I swallow, all too aware of my tongue in my mouth, the damp between my legs, and the barely lit outline of his face. All of it just a little too close to me. I can feel the heat coming off his body at this distance.

I’m so achingly near him, I forget everything else.

“Or consider this: You could leave it open for me,” I whisper, a little breathier than I mean to, watching the way his Adam’s apple bobs when he swallows. It’s not on purpose. Not entirely. “And we—”

Ellis pulls my attention back to his eyes with a light touch under my chin.

My heart thuds in my chest. Everything slows down and narrows in on his knuckle, steering my gaze to his in this tiny, intimate space.

“Lacey,” he sighs, brushing a thumb against my cheek, tucking some of my hair behind my ear. “For real. I don’t want you to get hurt. I mean, at least ring the doorbell like a normal person, ok?”

I blink then, staring back at him: his golden eyes, his dark blue eyelashes, the way his floppy hair falls around his face.

I’m struck by how genuine and caring the concern in his expression feels, and I just want to bask in the warmth of it. I want to live in that feeling, to throw myself headfirst into howgood it is. It’s been so long since I felt this way, and I can feel the seconds of this moment trickling away like the last grains of sand in an hourglass.

I want to kiss him. I want it so badly that I don’t let myself think about whether I should.

In an act that couldn’t possibly have any future negative consequences, I wrap my arms around his neck, and I lean out of the vent, brushing my lips to his.

Nose to nose, Ellis blinks at me, and I nearly giggle out loud. Instead, I catch my teeth against his lower lip, dragging them against the softness of his skin as I pull it between mine, and release.

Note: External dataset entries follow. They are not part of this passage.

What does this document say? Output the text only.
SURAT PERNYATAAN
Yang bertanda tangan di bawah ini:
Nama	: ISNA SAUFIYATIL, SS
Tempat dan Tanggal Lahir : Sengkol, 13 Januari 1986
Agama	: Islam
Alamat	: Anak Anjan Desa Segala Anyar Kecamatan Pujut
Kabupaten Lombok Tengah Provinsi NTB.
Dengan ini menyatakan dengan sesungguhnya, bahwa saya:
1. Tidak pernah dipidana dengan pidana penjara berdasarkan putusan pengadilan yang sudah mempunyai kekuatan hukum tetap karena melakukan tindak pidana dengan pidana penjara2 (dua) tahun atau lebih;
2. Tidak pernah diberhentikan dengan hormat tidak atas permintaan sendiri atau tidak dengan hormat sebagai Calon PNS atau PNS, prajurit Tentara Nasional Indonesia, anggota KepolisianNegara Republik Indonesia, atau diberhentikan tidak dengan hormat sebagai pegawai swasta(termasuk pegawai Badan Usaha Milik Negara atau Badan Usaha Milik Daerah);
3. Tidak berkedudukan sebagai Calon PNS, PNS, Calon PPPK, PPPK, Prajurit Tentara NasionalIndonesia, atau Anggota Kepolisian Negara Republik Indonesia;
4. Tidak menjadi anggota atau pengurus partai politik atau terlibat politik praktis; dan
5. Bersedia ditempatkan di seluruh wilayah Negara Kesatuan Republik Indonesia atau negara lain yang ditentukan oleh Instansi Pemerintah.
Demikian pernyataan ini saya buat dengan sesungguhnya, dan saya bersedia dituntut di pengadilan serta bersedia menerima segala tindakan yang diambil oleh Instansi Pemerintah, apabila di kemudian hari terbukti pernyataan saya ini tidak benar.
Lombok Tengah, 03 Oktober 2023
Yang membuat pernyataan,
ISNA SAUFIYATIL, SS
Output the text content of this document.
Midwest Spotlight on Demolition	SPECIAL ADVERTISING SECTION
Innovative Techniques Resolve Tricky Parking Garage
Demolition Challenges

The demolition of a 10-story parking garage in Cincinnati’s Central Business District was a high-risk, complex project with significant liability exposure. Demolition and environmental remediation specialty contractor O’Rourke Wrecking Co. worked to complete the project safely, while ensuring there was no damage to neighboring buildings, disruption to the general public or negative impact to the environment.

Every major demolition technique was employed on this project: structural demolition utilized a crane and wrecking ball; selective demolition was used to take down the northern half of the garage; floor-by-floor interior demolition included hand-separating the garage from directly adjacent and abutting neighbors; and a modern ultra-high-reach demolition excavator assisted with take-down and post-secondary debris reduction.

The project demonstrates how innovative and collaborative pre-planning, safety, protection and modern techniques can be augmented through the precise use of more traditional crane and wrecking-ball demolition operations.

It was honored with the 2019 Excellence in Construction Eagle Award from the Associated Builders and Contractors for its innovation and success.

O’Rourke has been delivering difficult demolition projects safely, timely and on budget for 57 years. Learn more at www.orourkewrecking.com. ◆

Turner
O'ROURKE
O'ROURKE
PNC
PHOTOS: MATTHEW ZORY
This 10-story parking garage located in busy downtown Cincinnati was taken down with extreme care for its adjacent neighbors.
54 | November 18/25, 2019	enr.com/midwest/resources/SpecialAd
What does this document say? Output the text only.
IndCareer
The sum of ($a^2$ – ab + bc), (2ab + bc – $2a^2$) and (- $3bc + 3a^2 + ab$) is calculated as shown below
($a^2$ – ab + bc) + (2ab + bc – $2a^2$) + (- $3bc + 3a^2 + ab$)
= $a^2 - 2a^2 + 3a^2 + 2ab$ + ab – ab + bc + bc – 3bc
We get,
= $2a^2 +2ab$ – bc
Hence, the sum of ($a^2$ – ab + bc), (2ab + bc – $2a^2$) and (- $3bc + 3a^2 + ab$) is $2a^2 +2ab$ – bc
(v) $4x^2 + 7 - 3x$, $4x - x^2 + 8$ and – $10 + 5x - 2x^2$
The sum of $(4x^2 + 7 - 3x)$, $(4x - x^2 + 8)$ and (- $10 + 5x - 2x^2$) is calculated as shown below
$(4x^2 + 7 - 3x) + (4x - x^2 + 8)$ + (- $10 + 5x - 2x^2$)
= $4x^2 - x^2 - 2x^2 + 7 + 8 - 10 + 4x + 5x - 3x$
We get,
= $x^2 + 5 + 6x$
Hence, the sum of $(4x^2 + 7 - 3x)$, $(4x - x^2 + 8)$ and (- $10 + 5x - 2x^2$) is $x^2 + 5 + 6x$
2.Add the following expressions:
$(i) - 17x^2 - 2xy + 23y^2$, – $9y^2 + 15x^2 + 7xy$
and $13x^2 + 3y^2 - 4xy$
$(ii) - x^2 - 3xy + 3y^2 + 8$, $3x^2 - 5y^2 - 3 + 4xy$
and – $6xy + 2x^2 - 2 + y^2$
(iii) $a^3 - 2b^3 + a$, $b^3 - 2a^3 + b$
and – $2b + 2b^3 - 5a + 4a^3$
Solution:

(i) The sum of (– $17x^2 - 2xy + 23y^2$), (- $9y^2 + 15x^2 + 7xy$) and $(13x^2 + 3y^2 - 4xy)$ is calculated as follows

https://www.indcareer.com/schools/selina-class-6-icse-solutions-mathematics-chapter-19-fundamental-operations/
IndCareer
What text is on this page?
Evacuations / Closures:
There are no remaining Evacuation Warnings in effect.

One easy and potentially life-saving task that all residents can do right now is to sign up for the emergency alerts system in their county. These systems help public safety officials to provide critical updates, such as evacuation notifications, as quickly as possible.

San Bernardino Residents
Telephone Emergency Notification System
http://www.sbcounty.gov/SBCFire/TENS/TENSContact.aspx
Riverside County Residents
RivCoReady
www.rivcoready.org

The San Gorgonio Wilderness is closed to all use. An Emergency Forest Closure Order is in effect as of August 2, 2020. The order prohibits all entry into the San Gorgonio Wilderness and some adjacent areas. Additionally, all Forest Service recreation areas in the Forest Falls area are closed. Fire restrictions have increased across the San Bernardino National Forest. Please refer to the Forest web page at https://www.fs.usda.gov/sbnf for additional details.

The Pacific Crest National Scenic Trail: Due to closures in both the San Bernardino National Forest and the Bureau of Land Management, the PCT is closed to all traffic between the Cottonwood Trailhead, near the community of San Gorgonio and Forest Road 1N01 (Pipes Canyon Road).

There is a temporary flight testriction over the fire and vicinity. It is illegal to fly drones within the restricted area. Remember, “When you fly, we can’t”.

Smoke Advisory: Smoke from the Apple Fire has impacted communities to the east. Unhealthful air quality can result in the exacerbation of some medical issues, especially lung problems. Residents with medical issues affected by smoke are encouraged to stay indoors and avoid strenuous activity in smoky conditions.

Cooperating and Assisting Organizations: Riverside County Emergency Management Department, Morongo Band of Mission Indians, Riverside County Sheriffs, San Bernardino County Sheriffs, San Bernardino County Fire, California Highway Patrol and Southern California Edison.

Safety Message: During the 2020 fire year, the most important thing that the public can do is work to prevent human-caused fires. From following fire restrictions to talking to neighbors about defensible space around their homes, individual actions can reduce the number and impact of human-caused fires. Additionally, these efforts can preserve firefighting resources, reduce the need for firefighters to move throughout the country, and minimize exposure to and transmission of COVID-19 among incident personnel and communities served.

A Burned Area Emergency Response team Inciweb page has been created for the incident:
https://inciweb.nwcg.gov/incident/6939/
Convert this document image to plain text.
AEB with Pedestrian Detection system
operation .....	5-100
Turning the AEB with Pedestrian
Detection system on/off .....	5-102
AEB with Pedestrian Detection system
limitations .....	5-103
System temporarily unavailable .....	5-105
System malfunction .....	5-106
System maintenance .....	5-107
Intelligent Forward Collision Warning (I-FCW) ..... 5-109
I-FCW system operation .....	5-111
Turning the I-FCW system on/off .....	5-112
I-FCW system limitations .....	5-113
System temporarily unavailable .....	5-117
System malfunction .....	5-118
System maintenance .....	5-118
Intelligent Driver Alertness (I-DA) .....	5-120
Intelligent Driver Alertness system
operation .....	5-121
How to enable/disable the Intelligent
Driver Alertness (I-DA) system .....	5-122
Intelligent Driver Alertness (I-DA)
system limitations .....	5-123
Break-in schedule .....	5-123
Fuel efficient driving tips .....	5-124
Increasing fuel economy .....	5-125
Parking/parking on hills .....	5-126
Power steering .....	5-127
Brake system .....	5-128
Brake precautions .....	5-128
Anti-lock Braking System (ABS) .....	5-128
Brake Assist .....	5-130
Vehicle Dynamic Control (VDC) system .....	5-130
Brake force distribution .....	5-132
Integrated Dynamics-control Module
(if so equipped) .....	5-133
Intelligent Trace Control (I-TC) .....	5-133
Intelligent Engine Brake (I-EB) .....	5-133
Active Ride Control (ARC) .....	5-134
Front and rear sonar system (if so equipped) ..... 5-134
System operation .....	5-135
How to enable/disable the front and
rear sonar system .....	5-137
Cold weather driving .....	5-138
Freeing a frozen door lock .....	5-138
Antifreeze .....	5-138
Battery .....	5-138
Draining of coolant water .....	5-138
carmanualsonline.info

In another breath, he leans into me, deepening the kiss without hesitation. I thread my fingers through his hair, raking back that floppy bit that falls over his forehead in a consistently distracting way.

It’s a good kiss. And not just because I wanted to make it a good kiss—I think he has me beat there. He cups my face with both his hands and catches my lower lip between his teeth, worrying them gently and nipping me. His tail grazes up my leg from my ankle to my knee. It makes me pull back with a gasp. It’s a tentative, reverent caress, but the hope of it doing something more to me sends my cheeks scalding.